The blackout of 2003 left 50 million Americans in the dark — but it also generated a jolt of vitality for those who advocate alternative forms of power.
“The blackout is going to help our cause. People affected by power loss look for other energy sources, and this is one of them,” said Dan Meyer, an Iowa State University agricultural extension agent who is coordinating tomorrow’s Iowa Manure Digester Conference in Oelwein.
More than 30 pig and dairy farms in the United States now use what’s affectionately called the “waste not, want not” method to generate electricity. Essentially, farm animal manure is pumped into huge, warm, airless tanks — giving off “biogas” as it decomposes.
The biogas is 90 percent methane — which powers engines that in turn generate electricity.
“We’re out to show farmers that this is one thing they can do to get power which does not alter the structure of their operations,” Mr. Meyer said.
He expects 58 persons to attend the conference, which includes seminars in obtaining state grants to finance the pricey digesters, plus the firsthand account of Dennis Haubenschild, a Minnesota farmer who is a veritable guru of manure.
Since 1999, the award-winning Mr. Haubenschild has used manure from his 850 dairy cows to produce 21,000 kilowatts of power a week, or enough to power his 1,000-acre farm — and enough extra electricity to supply an additional 78 neighborhood homes.
The manure, Mr. Haubenschild has told the local press, is worth almost as much as the milk. East Central Energy, the Minnesota electric cooperative that purchases the farmer’s extra electricity, describes his method as “a win-win project for all of us.”

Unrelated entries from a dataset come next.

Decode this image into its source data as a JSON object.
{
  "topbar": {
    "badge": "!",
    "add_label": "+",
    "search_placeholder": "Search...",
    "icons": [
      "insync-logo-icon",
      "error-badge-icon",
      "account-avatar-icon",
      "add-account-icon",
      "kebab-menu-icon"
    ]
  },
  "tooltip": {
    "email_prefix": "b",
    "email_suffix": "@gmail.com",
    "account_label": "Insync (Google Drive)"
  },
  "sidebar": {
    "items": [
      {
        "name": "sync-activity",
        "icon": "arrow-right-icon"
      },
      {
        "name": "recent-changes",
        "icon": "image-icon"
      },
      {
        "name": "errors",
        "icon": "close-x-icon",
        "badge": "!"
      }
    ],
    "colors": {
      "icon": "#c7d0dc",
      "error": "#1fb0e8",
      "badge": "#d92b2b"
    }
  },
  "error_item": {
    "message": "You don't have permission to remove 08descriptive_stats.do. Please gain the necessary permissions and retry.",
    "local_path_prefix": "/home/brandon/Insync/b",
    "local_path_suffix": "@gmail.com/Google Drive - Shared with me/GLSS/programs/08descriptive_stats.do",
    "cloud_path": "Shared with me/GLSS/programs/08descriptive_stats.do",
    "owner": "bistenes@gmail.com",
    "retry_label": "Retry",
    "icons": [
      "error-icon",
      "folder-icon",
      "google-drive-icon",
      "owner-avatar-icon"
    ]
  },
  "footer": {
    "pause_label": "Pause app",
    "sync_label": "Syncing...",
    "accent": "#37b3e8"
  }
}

The folks at Big Frog Mountain Corp. agree that last weekend’s blackout sparked a lot of consciousness raising throughout the country.
“The blackout forced folks to try to understand where their power comes from, how it’s measured, how much they need, how much they use. Most people don’t have a clue, and they really struggle with it,” said Big Frog President Tom Tripp.
Business boomed last weekend, he said, with inquiries about everything from solar-powered radios to big residential systems, like the one his company installed for a 22,000-square-foot Georgia home earlier this year, which ranks as the East Coast’s largest private solar system.
“Every time there’s a terrorist attack or a bomb falls, people consider alternative energy,” Mr. Tripp said. “And if we can clear up even some of the confusion out there, that’s half the job. It’s painful to help folks sometimes. It’s like they’re in pain, but they can’t tell you where it hurts.”
Richard Perez, publisher of Oregon-based Home Power magazine (www.homepower.com) concurs.
“These big national events — blackouts, ice storms and, God forbid, terrorist acts or sabotage — they do inspire a consciousness raising,” Mr. Perez said. “There’s nothing like having your power go out to make you look for some alternative source.”
In the days following the blackout, the magazine Web site went “crazy,” he said.
The publication offers information on solar and wind power, along with lesser-known alternatives like “micro-hydro” generators — small scale, residential turbines that can be turned by a stream, or even water falling through a pipe system.
“The joyride is over. The old power grid is stretched to it limits,” Mr. Perez said. “People have got to learn how electricity works and how to use it efficiently.”